Well, This Changes Things: King v. Burwell and the New(?) Chevron Doctrine

I first flagged this all the way back in 2013. As everyone reading this probably knows, the Supreme Court had its final say on the matter earlier today. Long story short: The administration won. Insurance exchange subsidies under the Affordable Care Act are available on state and federal exchanges.

My colleague Knicole Emanuel has a piece up about the decision here. I’m a little less skeptical of the majority opinion in general. I think it’s pretty clear that the subsidies were intended by Congress to be available on the federal exchange, and while we should be wary about reading unambiguous laws as we think they were intended to function, and not as their wording indicates they should function, I think Chief Justice Roberts has a fair-enough point that the seemingly unambiguous language in question isn’t so clear cut when one reads it in the context of the law as a whole.

But that’s not the most interesting part to me. The most interesting part is what this decision may well do to the Chevron doctrine. Chevron U.S.A., Inc. v. Natural Resources Defense Council, Inc., for those who don’t know, is perhaps the most cited Supreme Court case in history (hat tip to my former admin law professor, Cass Sunstein). The Chevron opinion basically says that when a federal agency is confronted with a potentially ambiguous statute, and that agency promulgates formal rules or regulations interpreting the statute, the agency’s interpretation will be upheld provided that (1) the intent of Congress on the issue in question is not clear (i.e., the statute is silent or ambiguous), and (2) the agency’s interpretation is “permissible.”

Law professors and courts have debated what this means and how it should be applied literally for decades. (For example, what does “permissible” even mean?) But those days may be over due to King. From the outset of the case – or, at least, the certiorari grant – there was a good deal of speculation that the Supreme Court would endorse the administration’s interpretation of the subsidy issue on Chevron grounds. This would be important because it would mean that the next Republican administration could reverse that interpretation just as easily. (That’s the whole point of Chevron!)

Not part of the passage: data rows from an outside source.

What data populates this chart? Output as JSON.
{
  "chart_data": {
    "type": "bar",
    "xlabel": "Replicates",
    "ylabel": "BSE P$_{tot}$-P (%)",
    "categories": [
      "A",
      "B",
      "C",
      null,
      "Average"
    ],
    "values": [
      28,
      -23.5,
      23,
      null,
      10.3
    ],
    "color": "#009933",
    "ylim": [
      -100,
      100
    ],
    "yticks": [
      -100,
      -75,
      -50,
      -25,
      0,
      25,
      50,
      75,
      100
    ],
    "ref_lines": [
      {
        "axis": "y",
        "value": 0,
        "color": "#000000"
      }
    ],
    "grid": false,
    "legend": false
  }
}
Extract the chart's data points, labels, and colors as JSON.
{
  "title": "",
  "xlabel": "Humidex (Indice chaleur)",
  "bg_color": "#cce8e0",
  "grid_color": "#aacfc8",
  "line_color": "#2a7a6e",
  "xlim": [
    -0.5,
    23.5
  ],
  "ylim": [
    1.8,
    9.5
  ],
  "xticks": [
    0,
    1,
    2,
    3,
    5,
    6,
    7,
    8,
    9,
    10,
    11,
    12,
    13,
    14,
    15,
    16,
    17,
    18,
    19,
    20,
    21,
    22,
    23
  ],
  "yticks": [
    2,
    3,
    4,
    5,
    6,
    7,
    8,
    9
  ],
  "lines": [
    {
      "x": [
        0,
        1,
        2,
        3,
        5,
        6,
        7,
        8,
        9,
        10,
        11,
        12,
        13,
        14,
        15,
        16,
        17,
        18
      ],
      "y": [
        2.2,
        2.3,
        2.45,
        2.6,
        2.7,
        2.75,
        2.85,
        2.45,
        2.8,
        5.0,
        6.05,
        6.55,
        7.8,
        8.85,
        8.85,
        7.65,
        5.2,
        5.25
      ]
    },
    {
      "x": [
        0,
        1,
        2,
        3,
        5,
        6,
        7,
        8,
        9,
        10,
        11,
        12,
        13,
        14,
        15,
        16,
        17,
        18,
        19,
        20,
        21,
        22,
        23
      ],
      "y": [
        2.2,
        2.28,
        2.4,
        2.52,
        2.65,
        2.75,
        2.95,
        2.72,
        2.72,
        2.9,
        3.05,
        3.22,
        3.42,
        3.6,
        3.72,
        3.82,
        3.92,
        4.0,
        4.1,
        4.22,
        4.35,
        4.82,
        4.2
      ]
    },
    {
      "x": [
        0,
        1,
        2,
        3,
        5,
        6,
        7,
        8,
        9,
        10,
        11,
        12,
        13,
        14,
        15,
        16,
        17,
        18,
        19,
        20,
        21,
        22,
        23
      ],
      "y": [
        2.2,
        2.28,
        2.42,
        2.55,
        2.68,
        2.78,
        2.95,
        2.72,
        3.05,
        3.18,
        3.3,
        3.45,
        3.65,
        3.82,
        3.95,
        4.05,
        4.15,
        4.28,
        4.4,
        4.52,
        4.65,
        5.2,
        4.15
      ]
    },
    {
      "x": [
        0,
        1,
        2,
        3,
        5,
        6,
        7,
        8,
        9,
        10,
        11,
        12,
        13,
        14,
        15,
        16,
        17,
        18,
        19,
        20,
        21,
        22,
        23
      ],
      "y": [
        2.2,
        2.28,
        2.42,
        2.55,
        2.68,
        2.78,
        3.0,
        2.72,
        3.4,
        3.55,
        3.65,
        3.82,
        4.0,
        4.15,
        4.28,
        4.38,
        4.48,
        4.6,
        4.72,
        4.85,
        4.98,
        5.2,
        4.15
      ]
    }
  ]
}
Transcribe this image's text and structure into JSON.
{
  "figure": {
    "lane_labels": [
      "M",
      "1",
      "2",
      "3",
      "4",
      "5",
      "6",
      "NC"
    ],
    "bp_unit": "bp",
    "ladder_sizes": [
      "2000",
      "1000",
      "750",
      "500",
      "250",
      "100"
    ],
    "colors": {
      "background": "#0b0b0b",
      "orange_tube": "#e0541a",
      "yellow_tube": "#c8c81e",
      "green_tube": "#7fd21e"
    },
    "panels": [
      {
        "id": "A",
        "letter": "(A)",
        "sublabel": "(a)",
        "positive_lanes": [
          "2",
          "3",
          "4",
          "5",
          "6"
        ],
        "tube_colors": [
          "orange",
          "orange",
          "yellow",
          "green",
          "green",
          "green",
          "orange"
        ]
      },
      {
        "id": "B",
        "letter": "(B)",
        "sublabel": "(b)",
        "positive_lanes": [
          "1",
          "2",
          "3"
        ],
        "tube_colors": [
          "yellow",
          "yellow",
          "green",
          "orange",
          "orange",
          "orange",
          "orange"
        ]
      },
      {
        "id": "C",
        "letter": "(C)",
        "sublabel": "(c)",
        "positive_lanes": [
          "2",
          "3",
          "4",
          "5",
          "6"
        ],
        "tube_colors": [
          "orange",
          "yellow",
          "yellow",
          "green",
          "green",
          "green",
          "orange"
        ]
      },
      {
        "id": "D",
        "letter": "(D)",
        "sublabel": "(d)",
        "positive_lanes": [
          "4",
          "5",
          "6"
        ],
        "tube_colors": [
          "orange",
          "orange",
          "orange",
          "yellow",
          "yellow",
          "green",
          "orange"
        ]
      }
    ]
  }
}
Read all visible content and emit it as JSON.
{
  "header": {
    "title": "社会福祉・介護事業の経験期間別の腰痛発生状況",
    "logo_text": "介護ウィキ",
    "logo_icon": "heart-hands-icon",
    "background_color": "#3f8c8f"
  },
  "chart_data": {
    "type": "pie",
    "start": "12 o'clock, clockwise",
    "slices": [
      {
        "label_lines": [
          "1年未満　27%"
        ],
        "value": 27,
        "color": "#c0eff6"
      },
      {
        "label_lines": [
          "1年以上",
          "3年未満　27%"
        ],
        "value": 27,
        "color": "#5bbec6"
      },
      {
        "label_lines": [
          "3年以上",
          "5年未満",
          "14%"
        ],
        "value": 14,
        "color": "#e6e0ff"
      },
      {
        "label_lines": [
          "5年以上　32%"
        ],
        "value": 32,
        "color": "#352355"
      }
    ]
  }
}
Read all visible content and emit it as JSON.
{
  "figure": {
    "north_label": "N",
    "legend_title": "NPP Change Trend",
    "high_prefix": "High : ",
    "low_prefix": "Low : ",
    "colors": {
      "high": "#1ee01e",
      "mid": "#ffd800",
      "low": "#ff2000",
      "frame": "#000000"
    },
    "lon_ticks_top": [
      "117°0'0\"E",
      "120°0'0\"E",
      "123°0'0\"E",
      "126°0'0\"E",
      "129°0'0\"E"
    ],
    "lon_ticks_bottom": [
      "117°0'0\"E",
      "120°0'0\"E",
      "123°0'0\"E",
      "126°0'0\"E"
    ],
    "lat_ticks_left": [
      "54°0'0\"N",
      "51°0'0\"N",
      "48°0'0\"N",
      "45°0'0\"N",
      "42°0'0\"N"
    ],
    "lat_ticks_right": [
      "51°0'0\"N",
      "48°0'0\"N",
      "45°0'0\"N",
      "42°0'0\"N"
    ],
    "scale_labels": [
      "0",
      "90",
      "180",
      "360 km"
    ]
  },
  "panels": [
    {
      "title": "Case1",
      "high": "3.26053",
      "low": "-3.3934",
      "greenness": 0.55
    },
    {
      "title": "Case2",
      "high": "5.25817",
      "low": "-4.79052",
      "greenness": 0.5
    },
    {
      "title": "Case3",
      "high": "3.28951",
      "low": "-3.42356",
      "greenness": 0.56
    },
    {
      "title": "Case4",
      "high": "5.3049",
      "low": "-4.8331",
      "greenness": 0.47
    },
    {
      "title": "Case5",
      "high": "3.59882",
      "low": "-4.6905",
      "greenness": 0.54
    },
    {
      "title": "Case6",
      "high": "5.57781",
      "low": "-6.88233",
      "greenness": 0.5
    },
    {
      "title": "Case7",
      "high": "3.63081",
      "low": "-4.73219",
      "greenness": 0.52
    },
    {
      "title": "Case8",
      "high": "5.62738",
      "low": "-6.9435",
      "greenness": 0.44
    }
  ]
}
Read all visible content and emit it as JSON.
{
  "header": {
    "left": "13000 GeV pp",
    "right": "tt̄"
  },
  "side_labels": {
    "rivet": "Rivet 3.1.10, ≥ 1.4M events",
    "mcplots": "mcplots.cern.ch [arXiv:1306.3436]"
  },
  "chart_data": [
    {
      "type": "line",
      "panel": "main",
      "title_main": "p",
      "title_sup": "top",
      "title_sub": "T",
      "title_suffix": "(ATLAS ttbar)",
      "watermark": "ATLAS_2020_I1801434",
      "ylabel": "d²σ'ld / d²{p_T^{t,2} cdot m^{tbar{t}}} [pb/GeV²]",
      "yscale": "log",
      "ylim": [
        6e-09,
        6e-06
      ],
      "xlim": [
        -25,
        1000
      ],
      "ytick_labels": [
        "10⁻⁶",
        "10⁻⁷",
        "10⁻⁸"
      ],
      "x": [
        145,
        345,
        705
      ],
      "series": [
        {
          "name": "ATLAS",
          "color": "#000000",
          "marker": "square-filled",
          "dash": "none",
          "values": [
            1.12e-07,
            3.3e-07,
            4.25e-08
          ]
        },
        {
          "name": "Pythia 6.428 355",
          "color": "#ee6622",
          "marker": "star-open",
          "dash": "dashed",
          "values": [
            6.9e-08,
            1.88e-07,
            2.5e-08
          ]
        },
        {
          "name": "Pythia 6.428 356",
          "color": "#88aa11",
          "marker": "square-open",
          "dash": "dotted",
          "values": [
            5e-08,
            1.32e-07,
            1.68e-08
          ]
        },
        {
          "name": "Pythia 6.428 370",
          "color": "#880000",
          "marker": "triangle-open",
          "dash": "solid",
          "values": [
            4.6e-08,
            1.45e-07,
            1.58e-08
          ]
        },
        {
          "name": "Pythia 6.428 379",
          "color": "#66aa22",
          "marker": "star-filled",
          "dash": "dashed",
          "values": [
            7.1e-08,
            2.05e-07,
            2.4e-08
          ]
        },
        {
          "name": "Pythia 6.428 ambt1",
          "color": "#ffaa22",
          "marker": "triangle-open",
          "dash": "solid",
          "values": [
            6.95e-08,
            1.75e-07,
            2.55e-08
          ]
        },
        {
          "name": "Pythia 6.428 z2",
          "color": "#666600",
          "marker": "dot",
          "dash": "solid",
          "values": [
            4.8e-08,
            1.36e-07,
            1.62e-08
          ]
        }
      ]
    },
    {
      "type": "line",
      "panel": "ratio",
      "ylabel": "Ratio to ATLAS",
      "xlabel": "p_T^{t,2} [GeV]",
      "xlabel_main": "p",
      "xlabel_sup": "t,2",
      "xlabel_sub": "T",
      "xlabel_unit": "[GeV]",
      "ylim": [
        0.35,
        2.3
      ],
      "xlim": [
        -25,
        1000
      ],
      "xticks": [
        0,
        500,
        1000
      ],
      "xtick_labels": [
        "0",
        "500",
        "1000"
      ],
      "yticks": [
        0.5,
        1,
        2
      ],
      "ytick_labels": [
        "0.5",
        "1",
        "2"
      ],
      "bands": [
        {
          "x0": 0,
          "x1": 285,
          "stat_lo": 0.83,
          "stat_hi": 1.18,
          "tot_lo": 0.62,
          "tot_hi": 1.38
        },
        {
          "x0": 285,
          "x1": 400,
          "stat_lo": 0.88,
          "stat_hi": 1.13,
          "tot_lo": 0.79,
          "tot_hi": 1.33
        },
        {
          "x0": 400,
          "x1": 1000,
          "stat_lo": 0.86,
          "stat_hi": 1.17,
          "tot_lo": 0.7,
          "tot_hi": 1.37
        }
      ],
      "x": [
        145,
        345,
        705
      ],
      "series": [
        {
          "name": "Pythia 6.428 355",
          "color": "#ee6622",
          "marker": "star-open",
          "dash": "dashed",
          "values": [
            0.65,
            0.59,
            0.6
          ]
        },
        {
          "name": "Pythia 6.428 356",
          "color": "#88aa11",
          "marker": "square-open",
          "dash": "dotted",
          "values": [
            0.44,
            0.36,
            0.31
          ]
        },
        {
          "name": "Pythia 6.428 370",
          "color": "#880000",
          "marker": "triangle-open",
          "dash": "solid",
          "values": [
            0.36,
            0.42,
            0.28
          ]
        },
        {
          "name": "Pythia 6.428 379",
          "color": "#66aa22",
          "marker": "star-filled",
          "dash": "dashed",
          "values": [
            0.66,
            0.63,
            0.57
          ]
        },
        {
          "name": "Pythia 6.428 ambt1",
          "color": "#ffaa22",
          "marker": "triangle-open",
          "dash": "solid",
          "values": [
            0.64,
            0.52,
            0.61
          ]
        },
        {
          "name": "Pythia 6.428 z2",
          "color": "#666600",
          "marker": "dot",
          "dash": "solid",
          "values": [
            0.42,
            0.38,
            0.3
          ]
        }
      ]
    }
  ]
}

Uh, not so fast. In his King majority opinion, Chief Justice Roberts expressly decided not to go this route. He explained:

When analyzing an agency’s interpretation of a statute, we often apply the two-step framework announced in Chevron, 467 U. S. 837. Under that framework, we ask whether the statute is ambiguous and, if so, whether the agency’s interpretation is reasonable. Id., at 842–843. This approach “is premised on the theory that a statute’s ambiguity constitutes an implicit delegation from Congress to the agency to fill in the statutory gaps.” FDA v. Brown & Williamson Tobacco Corp., 529 U. S. 120, 159 (2000). “In extraordinary cases, however, there may be reason to hesitate before concluding that Congress has intended such an implicit delegation.” Ibid.

This is one of those cases. The tax credits are among the Act’s key reforms, involving billions of dollars in spending each year and affecting the price of health insurance for millions of people. Whether those credits are available on Federal Exchanges is thus a question of deep “economic and political significance” that is central to this statutory scheme; had Congress wished to assign that question to an agency, it surely would have done so expressly. Utility Air Regulatory Group v. EPA, 573 U. S. ___, ___ (2014) (slip op., at 19) (quoting Brown & Williamson, 529 U. S., at 160). It is especially unlikely that Congress would have delegated this decision to the IRS, which has no expertise in crafting health insurance policy of this sort. See Gonzales v. Oregon, 546 U.S. 243, 266–267 (2006). This is not a case for the IRS.

In other words, Chief Justice Roberts just added some teeth to the previously vague – and essentially inapplicable – language from Brown & Williamson. Now, Chevron will not apply to an agency’s interpretation of “question[s] of deep ‘economic and political significance.’” And what’s more, King seems to have given us some indication of what this might mean – if the issue in question is “central” to the legislation at issue, then Chevron appears to be inapplicable.

On the one hand, this may seem somewhat limited at first blush. After all, how many questions put in front of an agency involve those sorts of deeply significant issues? On the other hand, that kind of misses the point. A litigant can always argue that the agency interpretation at issue involves such a question. And a court inclined to disagree with a particular agency interpretation now has an out – it can always classify the statutory language being interpreted as involving a question of deep economic and/or political significance.

All of this is deeply problematic for one simple reason – under an expansive reading of King, the state of the Chevron doctrine is now up in the air. Heck, it’s unclear to me that the question at issue in Chevron itself – the definition of a “pollution source” under the Clean Air Act – would have been sufficiently unimportant or insignificant to invoke Chevron deference. In other words, it’s not settled to me that under the exception announced in King that the Chevron doctrine would have been appropriate to apply in the Chevron case itself. At the very least, this is going to spark a lot of litigation.